Philip McClarence

Posted on Mar 6

PostgreSQL High Availability: Patroni, Replication and Failover Patterns

#architecture #database #postgres #sre

PostgreSQL High Availability: Patroni, pg_auto_failover, and Streaming Replication Compared

At 3 AM, the primary goes down. The application throws connection errors. Pages start loading with 500s. Your phone buzzes with alerts you probably should have set up differently.
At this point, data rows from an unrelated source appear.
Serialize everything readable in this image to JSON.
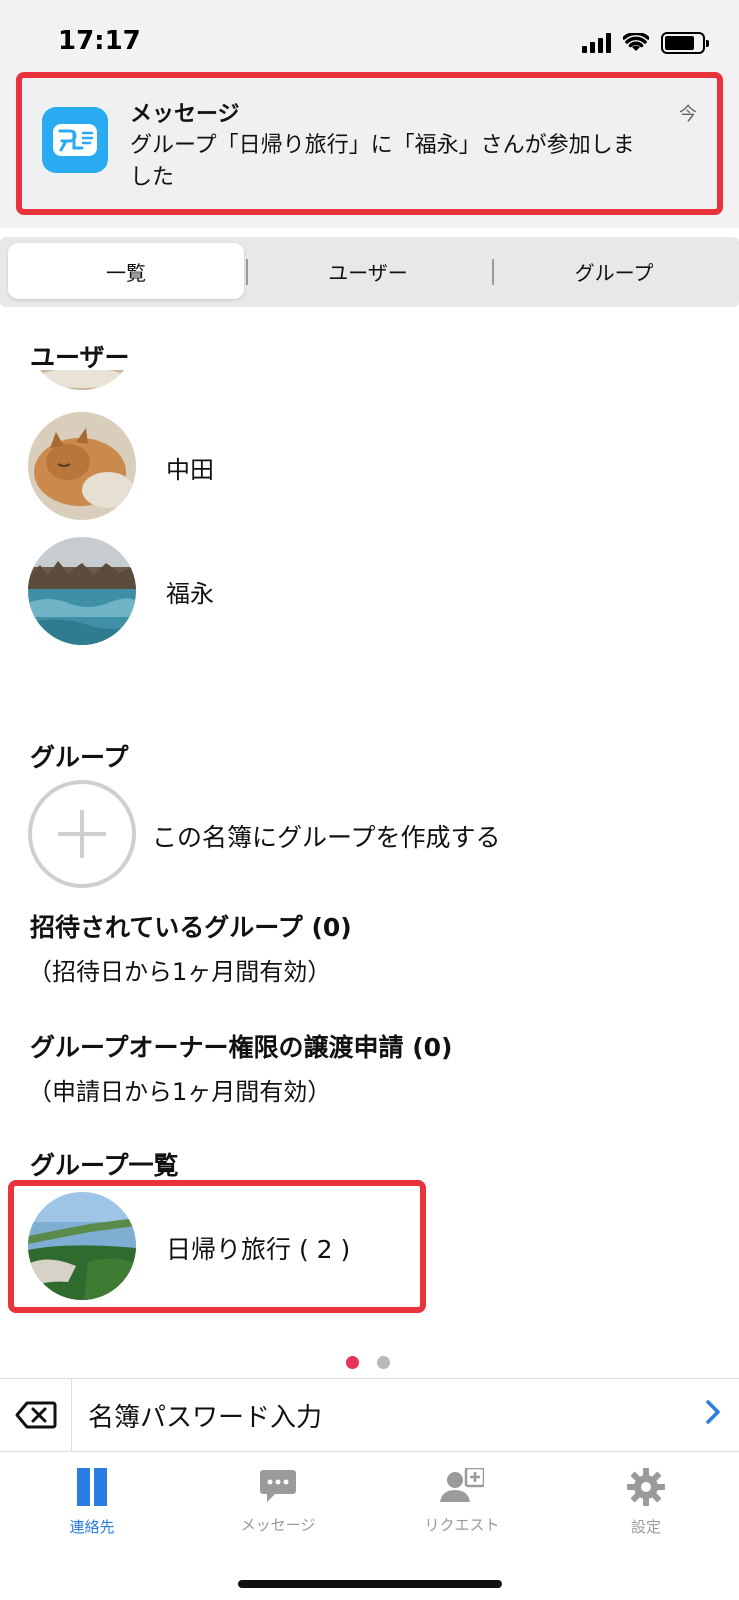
{
  "status_bar": {
    "time": "17:17"
  },
  "notification": {
    "app_name": "メッセージ",
    "body": "グループ「日帰り旅行」に「福永」さんが参加しました",
    "time": "今",
    "icon": "app-logo-icon"
  },
  "segment": {
    "tabs": [
      "一覧",
      "ユーザー",
      "グループ"
    ],
    "active": "一覧"
  },
  "users_section": {
    "title": "ユーザー",
    "users": [
      {
        "name": "中田",
        "avatar": "cat-photo"
      },
      {
        "name": "福永",
        "avatar": "lake-photo"
      }
    ]
  },
  "groups_section": {
    "title": "グループ",
    "create_label": "この名簿にグループを作成する"
  },
  "invited_groups": {
    "title": "招待されているグループ (0)",
    "note": "（招待日から1ヶ月間有効）"
  },
  "owner_transfer": {
    "title": "グループオーナー権限の譲渡申請 (0)",
    "note": "（申請日から1ヶ月間有効）"
  },
  "group_list": {
    "title": "グループ一覧",
    "groups": [
      {
        "name": "日帰り旅行 ( 2 )",
        "avatar": "coast-photo"
      }
    ]
  },
  "pager": {
    "pages": 2,
    "current": 1
  },
  "password_bar": {
    "label": "名簿パスワード入力"
  },
  "tab_bar": {
    "items": [
      {
        "label": "連絡先",
        "icon": "contacts-icon",
        "active": true
      },
      {
        "label": "メッセージ",
        "icon": "chat-bubble-icon",
        "active": false
      },
      {
        "label": "リクエスト",
        "icon": "add-user-icon",
        "active": false
      },
      {
        "label": "設定",
        "icon": "gear-icon",
        "active": false
      }
    ]
  },
  "colors": {
    "accent": "#2a7de1",
    "highlight": "#e8333c",
    "pager_active": "#e8335a"
  }
}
The question in that moment is not whether you have a replica. Most teams do. The question is whether that replica can take over automatically, without data loss, in under 30 seconds. And if you have never tested that scenario -- really tested it, not just assumed it works -- then you do not have high availability. You have a warm backup and a hope-based failover strategy.

I have watched teams discover this distinction the hard way. A standby that was silently 6 hours behind because nobody monitored replication lag. A Patroni cluster where the DCS (distributed configuration store) was a single etcd node that went down with the primary. A manual failover runbook that nobody had practiced, taking 45 minutes to execute at 3 AM with shaking hands.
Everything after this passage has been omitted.